This Article is From Dec 18, 2012

Kabul sets ambitious 'roadmap for peace' with Taliban

Kabul sets ambitious 'roadmap for peace' with Taliban

File photo

Kabul: Kabul has laid out an ambitious five-step plan that could bring hardline Taliban Islamists into government as efforts to broker peace accelerate ahead of the withdrawal of Western troops.

The first step in the "Peace Process Roadmap to 2015", obtained by AFP this week, calls for a focus on "securing the collaboration of Pakistan", which Kabul accuses of harbouring Taliban insurgents.

This should be followed by moves towards formal direct negotiations with the Taliban in Saudi Arabia in the first half of next year, with the backing of the US and Pakistan, the four-page document says.

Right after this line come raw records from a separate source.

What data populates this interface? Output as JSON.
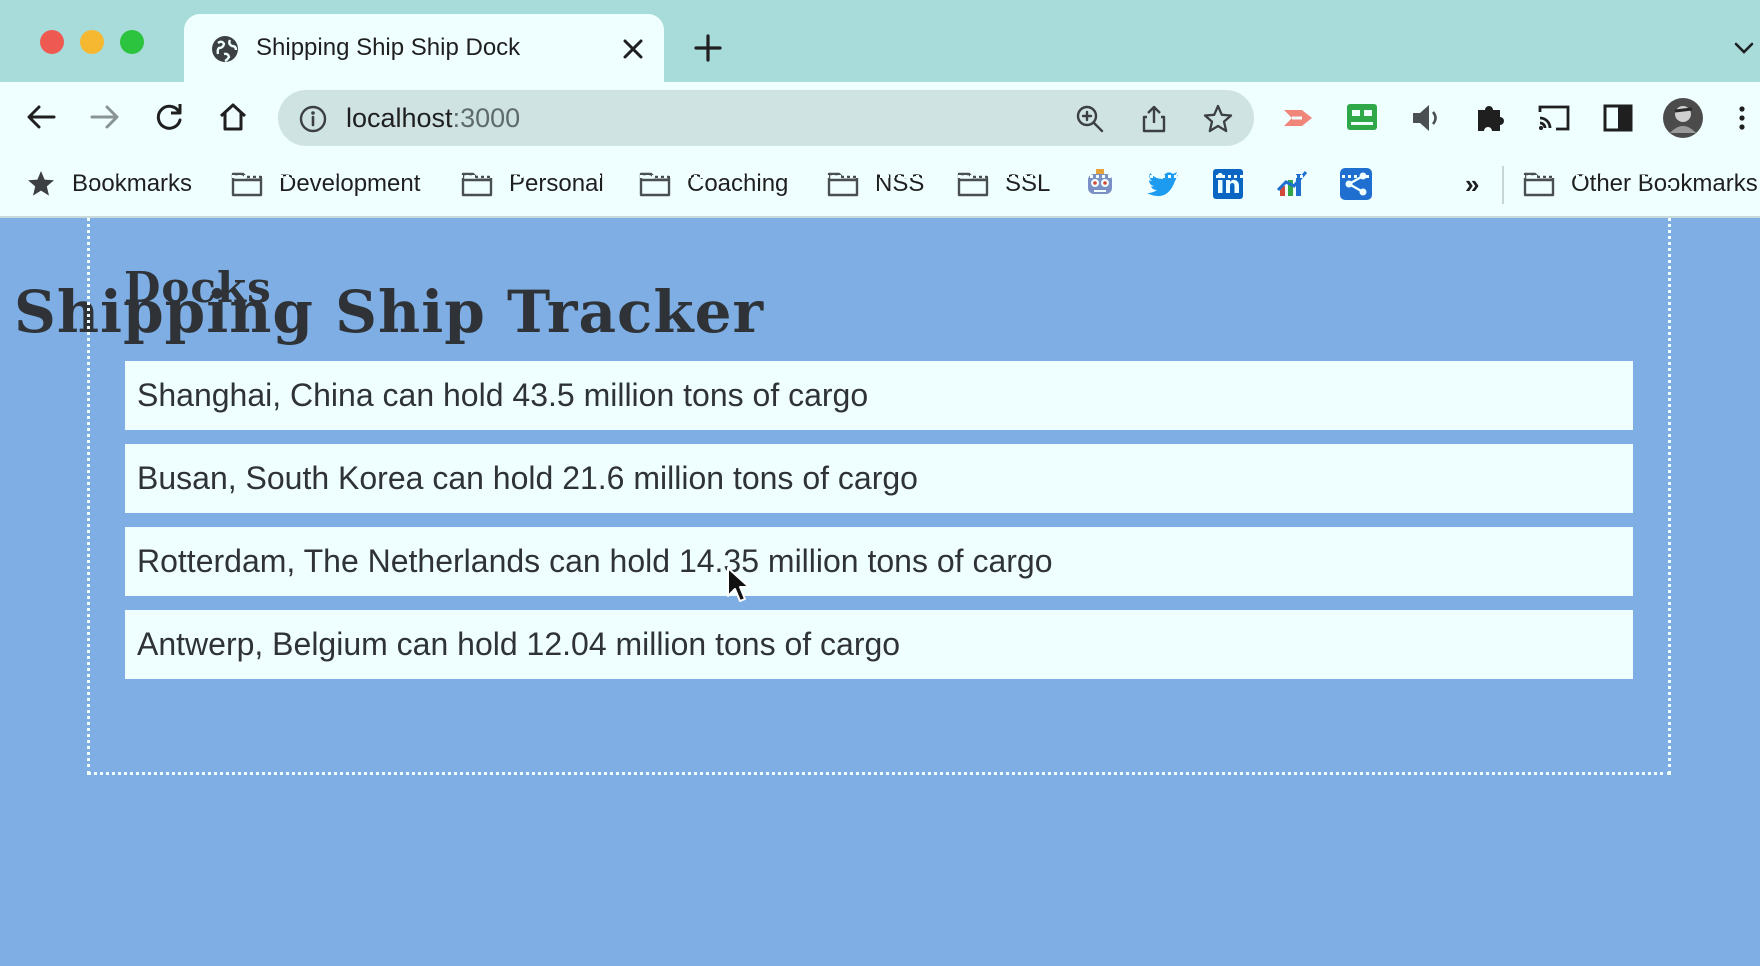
{
  "browser": {
    "tab_title": "Shipping Ship Ship Dock",
    "url_host": "localhost",
    "url_port": ":3000",
    "bookmarks": [
      {
        "label": "Bookmarks",
        "icon": "star-icon"
      },
      {
        "label": "Development",
        "icon": "folder-icon"
      },
      {
        "label": "Personal",
        "icon": "folder-icon"
      },
      {
        "label": "Coaching",
        "icon": "folder-icon"
      },
      {
        "label": "NSS",
        "icon": "folder-icon"
      },
      {
        "label": "SSL",
        "icon": "folder-icon"
      }
    ],
    "bookmark_overflow": "»",
    "other_bookmarks": "Other Bookmarks",
    "colors": {
      "tabstrip": "#a8dcdb",
      "toolbar": "#efffff",
      "omnibox": "#cfe3e3"
    }
  },
  "page": {
    "title": "Shipping Ship Tracker",
    "docks_heading": "Docks",
    "docks": [
      "Shanghai, China can hold 43.5 million tons of cargo",
      "Busan, South Korea can hold 21.6 million tons of cargo",
      "Rotterdam, The Netherlands can hold 14.35 million tons of cargo",
      "Antwerp, Belgium can hold 12.04 million tons of cargo"
    ],
    "colors": {
      "background": "#7eaee3",
      "item_background": "#efffff",
      "text": "#2f3338"
    }
  }
}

The Taliban, however, have so far publicly refused to talk directly with the government of President Hamid Karzai, dismissing him as a puppet of the Americans.

The US itself began exploratory contacts with the Taliban in Qatar this year, but the Islamists broke them off a few months later.

Step three of the roadmap, set for the second half of 2013, calls for agreements on a ceasefire and the transformation of the Taliban and other armed groups into political parties which could take part in elections.

Leaders of the Taliban could also participate "in the power structure of the state, to include non-elected positions at different levels".

The final steps in the plan include securing a peaceful end to the conflict during the first half of 2014 and moves to sustain the "long-term security and stability of Afghanistan and the region".

The Taliban regime was ousted by a US-led invasion in 2001 and there are concerns that their return to any sort of power could see an erosion of gains in democracy and human rights, particularly the rights of women.

But with the United States and NATO due to withdraw their combat troops in 2014, there are also concerns that a multi-sided civil war could erupt, and the search for peace has taken on a new urgency.